BingoBox bringing unmanned concept to Hong Kong
China’s unmanned convenience-store brand BingoBox plans to introduce its cashierless concept to Hong Kong next year, targeting neighbourhoods and suburbs.
“With unmanned stores the labour cost is eliminated, making them far more cost-effective, even in expensive cities like Hong Kong,” says BingoBox chief executive Chen Zilin.
South Korea already has an unmanned 7-Eleven outlet, termed Signature, in Seoul, while as part of its “new retail” concept Alibaba runs an unmanned coffee shop that uses facial recognition for customer payments. Also in China, JD.com has launched unmanned convenience stores that use technology to track products and customer movements.
In Hong Kong, BingoBox is talking with potential partners to jointly run its outlets. It will target areas that do not have convenience stores, such as parks, villages and public-housing estates, says Chen.
On the mainland, the company has nearly 200 stores with the aim of reaching 5000 before the end of next year.

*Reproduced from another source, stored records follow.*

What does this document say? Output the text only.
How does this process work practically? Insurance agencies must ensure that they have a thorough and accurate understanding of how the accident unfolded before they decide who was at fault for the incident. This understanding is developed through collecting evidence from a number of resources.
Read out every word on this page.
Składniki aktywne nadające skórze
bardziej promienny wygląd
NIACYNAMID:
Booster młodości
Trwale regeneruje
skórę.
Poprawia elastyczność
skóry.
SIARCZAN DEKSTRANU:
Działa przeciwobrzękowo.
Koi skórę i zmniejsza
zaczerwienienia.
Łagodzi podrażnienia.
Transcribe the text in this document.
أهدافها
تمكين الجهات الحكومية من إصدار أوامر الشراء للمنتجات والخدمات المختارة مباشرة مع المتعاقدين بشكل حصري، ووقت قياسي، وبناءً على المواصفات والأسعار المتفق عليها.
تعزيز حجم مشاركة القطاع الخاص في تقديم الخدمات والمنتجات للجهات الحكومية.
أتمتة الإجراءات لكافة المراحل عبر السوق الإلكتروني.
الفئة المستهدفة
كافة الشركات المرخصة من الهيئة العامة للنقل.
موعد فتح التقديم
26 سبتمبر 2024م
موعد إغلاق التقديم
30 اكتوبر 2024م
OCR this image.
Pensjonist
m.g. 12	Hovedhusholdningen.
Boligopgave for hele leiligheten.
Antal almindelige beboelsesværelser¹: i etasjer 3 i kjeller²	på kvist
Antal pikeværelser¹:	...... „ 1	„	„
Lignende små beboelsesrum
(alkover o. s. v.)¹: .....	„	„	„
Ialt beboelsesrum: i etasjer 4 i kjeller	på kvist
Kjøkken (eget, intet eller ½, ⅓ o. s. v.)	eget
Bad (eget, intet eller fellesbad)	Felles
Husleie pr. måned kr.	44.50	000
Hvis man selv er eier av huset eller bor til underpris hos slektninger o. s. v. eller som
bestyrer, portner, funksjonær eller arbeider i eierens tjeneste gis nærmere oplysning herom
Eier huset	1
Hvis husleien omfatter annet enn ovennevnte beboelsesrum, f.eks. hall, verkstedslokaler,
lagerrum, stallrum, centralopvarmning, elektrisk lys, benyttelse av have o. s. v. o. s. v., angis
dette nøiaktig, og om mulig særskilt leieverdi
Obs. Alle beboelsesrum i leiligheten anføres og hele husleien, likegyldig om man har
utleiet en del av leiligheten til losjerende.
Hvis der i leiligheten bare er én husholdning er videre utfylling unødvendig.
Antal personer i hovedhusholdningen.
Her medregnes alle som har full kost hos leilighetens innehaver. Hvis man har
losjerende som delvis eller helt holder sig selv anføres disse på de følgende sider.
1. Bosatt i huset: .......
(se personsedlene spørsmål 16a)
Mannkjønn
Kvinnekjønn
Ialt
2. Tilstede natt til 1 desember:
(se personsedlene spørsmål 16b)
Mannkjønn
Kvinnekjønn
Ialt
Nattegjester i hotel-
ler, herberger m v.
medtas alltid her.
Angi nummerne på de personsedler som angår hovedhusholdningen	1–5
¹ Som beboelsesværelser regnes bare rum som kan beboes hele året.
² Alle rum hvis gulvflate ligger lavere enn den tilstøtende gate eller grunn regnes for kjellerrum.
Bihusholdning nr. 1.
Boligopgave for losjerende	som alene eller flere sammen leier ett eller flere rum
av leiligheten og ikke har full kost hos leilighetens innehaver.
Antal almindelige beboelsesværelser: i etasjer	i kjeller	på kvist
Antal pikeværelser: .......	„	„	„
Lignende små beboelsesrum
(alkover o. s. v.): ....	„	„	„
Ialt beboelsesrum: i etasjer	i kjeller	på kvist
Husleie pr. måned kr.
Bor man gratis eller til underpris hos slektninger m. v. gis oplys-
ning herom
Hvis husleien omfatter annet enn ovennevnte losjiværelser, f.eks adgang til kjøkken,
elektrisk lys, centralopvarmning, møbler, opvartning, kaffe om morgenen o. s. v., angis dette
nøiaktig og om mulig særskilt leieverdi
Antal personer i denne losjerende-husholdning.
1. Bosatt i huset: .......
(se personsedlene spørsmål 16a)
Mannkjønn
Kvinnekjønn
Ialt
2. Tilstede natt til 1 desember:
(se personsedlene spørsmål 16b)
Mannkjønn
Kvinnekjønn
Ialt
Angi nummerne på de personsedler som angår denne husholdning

Users scan a QR code to enter a BingoBox, place their purchases on a checkout counter that automatically scans and tallies up the total. Payments are made via mobile wallets such as Alipay or WeChat Pay.
“As BingoBox is an unmanned store that entails almost no labour cost, we can open in areas with lower foot traffic, whereas traditional convenience stores pay high rents for prime locations,” Chen says. He is not specific about store numbers for Hong Kong, just saying “double digits”.
The company is also looking to expand into South Korea and Malaysia within the next six months.
Mainland BingoBox stores generate about RMB850 (US$130) in sales each day, some raking in as much as RMB6000. Chen says the shortest break-even time for a BingoBox store was five months.
Bingbox partnered with French retail firm Auchan to launch a trial in Zhongshan, Guangdong province, last year before opening its first store, in Shanghai, in June.